Determined not to become an orphan
It’s never easy building word of mouth even for a crowd-pleasing movie, and the recent travels of “August Rush” producer Richard Barton Lewis prove the point.
Scheduled to attend an “August Rush” screening at the Heartland Film Festival in Indianapolis last month, Lewis first had to make an unscheduled landing in Memphis -- just a little smoke in the plane -- then had to fly past thunderstorms and tornadoes to reach Indiana. His luggage didn’t arrive, forcing Lewis to assemble an outfit in 15 minutes at a Nordstrom on his way to the festival’s opening-night screening.
As soon as the movie ended, though, it was all worth it.
“August Rush” was greeted not only by a standing ovation but also with dozens of grown men openly weeping -- a sight not seen in Indianapolis outside the Colts’ losing two straight games. The Heartland Film Festival gave Lewis its Truly Moving Picture Award, and the producer left the next morning to promote “August Rush” in Europe.
Hollywood’s big studios excel in marketability -- cooking up pre-sold sequels, comic book adaptations and star-laden action epics -- but often come up short in playability, a measure of how much moviegoers actually like a film.
Lewis and Warner Bros. know that, while PG-rated “August Rush” offers no simple selling hooks, early audiences, but not all critics, have embraced the movie enthusiastically. The challenge now is transforming that goodwill into ticket sales during an unbelievably competitive season.
Starring Keri Russell and Jonathan Rhys Meyers as musicians who spend one night together, “August Rush” tells the story of their supposedly orphaned son, called August Rush (Freddie Highmore), and his quest to be reunited with his parents. The movie is filled with original music -- rock, gospel, symphonic -- and culminates with an emotional concert in New York’s Central Park.
“The movie plays through the roof and tests incredibly well,” says Dawn Taubin, Warners’ domestic marketing chief. “But it’s not a movie that jumps in front of everybody -- it’s not something that has a big-event status attached to it.”
Around the time it moved “August Rush” from Oct. 19 into the crowded Thanksgiving weekend (no fewer than five other new films are debuting in wide release), Warners started showing 20 minutes of the film to tastemakers in New York, Toronto, Nashville and Los Angeles. The summer screenings were intended to establish the movie’s musical credentials; when the film was complete, Warner Bros. began courting average moviegoers, especially in Middle America (where, no doubt, the studio is hoping that word of Rhys Meyers’ recent arrest in the Dublin airport on charges of public drunkenness won’t derail those plans).

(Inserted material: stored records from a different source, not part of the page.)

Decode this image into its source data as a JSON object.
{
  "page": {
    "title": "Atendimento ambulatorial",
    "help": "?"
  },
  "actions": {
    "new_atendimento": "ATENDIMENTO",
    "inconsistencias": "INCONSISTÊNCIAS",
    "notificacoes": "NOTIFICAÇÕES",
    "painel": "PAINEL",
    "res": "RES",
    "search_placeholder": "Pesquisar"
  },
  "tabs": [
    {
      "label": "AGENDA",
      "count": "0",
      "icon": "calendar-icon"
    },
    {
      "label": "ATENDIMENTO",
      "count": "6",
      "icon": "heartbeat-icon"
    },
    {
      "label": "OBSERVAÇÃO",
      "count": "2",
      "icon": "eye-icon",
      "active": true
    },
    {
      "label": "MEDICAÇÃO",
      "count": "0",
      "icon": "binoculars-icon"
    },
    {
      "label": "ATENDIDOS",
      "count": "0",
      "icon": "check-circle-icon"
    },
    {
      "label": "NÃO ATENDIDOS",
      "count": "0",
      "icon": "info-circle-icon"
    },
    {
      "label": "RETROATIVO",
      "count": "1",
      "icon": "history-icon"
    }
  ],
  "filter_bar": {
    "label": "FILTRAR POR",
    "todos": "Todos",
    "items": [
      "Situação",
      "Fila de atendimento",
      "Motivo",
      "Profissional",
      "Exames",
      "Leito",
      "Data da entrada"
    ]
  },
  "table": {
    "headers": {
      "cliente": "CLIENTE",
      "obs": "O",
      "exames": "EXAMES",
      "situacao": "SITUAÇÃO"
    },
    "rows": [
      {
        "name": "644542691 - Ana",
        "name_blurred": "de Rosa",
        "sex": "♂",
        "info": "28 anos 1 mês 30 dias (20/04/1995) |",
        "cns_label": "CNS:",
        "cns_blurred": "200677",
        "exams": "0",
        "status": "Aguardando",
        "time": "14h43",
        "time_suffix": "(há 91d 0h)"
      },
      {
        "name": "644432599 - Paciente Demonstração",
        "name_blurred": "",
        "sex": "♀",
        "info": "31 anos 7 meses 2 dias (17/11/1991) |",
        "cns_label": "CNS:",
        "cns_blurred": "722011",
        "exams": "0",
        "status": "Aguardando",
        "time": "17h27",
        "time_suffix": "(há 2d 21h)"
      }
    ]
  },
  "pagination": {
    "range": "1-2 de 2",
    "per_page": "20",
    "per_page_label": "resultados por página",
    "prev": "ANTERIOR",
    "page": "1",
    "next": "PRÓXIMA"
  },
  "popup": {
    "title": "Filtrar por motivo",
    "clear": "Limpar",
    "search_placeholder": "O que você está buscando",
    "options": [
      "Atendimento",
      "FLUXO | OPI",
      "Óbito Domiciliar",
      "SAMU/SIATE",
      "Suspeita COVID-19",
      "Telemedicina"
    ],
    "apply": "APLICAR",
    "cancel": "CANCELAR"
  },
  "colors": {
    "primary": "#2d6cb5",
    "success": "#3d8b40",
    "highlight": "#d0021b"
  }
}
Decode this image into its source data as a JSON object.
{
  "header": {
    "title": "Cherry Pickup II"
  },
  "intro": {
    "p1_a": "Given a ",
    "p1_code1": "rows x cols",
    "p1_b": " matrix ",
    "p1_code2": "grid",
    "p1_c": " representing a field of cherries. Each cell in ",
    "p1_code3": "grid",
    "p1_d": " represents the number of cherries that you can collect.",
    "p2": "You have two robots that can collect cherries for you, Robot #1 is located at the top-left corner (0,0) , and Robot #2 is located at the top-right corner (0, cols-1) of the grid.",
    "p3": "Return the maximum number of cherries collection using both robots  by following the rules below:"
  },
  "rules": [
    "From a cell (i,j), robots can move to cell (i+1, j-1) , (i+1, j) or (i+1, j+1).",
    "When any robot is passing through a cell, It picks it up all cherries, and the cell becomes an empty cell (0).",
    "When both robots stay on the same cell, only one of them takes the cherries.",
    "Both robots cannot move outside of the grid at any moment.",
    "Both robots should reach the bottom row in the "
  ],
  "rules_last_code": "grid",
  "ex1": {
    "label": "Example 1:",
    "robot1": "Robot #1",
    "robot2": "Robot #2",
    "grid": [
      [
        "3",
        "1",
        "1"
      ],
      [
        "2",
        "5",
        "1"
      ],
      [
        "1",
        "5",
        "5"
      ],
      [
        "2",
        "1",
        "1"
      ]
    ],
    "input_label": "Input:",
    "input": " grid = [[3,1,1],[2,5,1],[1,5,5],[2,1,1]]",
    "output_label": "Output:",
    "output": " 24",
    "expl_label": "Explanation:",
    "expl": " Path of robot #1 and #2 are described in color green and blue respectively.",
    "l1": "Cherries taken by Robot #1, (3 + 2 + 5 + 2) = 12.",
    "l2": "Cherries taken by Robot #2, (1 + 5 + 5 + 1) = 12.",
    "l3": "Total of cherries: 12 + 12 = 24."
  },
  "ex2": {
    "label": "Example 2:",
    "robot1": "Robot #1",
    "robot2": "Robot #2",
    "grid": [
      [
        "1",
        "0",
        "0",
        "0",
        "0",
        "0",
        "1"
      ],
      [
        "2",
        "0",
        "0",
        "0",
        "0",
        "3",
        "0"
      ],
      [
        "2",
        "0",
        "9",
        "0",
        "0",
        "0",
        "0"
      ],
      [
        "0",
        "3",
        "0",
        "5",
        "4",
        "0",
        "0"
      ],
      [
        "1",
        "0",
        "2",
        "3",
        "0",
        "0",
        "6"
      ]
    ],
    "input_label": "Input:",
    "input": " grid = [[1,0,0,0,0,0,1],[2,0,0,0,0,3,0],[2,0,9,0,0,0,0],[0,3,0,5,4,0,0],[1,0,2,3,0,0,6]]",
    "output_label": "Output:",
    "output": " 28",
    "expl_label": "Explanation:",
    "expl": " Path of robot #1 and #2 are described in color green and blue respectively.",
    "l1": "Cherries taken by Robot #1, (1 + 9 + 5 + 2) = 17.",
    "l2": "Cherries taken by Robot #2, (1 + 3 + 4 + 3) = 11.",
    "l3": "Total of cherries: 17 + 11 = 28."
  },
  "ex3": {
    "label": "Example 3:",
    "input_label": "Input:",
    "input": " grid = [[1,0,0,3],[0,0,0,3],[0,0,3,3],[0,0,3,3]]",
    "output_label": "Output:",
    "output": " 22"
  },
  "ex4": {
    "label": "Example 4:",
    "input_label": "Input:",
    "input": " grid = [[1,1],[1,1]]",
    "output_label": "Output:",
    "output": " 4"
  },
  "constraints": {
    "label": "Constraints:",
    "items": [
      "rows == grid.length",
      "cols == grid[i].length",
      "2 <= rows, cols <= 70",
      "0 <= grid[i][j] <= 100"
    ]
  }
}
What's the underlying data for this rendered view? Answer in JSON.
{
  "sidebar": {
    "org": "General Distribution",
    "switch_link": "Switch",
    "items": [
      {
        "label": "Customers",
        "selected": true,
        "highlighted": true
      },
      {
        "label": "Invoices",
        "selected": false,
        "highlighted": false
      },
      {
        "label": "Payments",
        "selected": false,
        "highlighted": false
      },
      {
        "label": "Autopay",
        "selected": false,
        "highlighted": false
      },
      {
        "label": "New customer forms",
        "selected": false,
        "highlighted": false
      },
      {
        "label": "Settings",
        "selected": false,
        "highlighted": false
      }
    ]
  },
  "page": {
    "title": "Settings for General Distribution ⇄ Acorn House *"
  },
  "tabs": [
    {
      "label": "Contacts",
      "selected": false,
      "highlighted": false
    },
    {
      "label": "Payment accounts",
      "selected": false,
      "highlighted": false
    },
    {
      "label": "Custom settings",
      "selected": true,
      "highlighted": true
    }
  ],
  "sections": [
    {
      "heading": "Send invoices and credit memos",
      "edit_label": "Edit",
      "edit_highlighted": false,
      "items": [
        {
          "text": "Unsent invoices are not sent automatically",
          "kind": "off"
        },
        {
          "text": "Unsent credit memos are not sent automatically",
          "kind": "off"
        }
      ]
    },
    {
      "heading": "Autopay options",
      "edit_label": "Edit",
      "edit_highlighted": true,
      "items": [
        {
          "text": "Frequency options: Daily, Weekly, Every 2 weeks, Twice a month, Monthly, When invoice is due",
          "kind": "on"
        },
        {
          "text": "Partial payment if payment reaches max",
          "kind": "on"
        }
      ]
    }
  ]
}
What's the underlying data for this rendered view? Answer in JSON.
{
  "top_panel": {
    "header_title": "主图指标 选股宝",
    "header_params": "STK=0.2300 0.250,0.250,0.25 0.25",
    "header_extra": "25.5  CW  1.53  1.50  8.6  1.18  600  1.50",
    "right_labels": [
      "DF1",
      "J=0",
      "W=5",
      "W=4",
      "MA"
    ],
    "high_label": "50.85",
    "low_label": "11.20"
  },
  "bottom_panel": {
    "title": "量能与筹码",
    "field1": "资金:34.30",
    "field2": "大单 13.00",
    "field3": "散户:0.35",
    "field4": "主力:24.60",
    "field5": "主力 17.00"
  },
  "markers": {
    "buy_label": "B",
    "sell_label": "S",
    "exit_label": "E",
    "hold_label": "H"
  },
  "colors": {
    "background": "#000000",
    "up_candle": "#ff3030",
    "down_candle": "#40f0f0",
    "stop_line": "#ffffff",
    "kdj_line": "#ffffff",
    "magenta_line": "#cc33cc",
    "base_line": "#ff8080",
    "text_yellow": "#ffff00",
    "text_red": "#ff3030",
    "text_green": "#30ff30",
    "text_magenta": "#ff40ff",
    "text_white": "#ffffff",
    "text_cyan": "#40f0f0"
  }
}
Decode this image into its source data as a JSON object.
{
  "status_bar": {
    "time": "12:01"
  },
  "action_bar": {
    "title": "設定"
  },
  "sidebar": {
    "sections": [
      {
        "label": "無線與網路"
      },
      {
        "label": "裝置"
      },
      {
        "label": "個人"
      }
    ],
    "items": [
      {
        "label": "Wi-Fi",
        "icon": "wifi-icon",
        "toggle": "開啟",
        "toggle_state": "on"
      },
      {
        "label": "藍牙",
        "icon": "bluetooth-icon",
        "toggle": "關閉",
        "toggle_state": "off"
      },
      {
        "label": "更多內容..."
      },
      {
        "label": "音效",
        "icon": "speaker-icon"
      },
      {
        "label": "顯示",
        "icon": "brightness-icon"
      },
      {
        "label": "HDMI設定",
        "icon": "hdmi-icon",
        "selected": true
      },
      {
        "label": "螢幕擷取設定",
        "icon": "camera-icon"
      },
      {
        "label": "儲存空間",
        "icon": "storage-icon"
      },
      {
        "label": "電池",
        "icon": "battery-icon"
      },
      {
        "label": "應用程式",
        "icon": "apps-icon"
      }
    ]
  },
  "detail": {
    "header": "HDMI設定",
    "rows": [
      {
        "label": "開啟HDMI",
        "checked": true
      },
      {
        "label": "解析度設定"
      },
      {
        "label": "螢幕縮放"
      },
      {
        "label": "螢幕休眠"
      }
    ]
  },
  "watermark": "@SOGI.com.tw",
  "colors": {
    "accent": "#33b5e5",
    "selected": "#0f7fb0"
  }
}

Warners premiered the film not at some fancy film festival but at Montana’s HATCHfest in early October, where it was greeted with another standing ovation. In addition to Indianapolis, Lewis subsequently took “August Rush” to festivals in Chicago and Dallas. Warners held promotional screenings in more than 70 other cities, and this last weekend held “August Rush” sneak previews across the country.
Like the film’s titular orphan, “August Rush” faces an uncertain future. For families, Disney is pushing its “Enchanted,” and urban audiences will probably check out Sony’s “This Christmas.” Teens are likely to see “Hitman” and “The Mist.”
And that means the real measure of “August Rush’s” success cannot be told in its first weekend, but after New Year’s, when the holiday moviegoing season wraps up.
“The whole plan on the movie is word of mouth: The movie sells itself,” Lewis says. “This is an atypical Warner Bros. picture -- it’s not a huge tentpole movie. But I think we will prove [studio Chairman] Alan Horn’s instincts right.”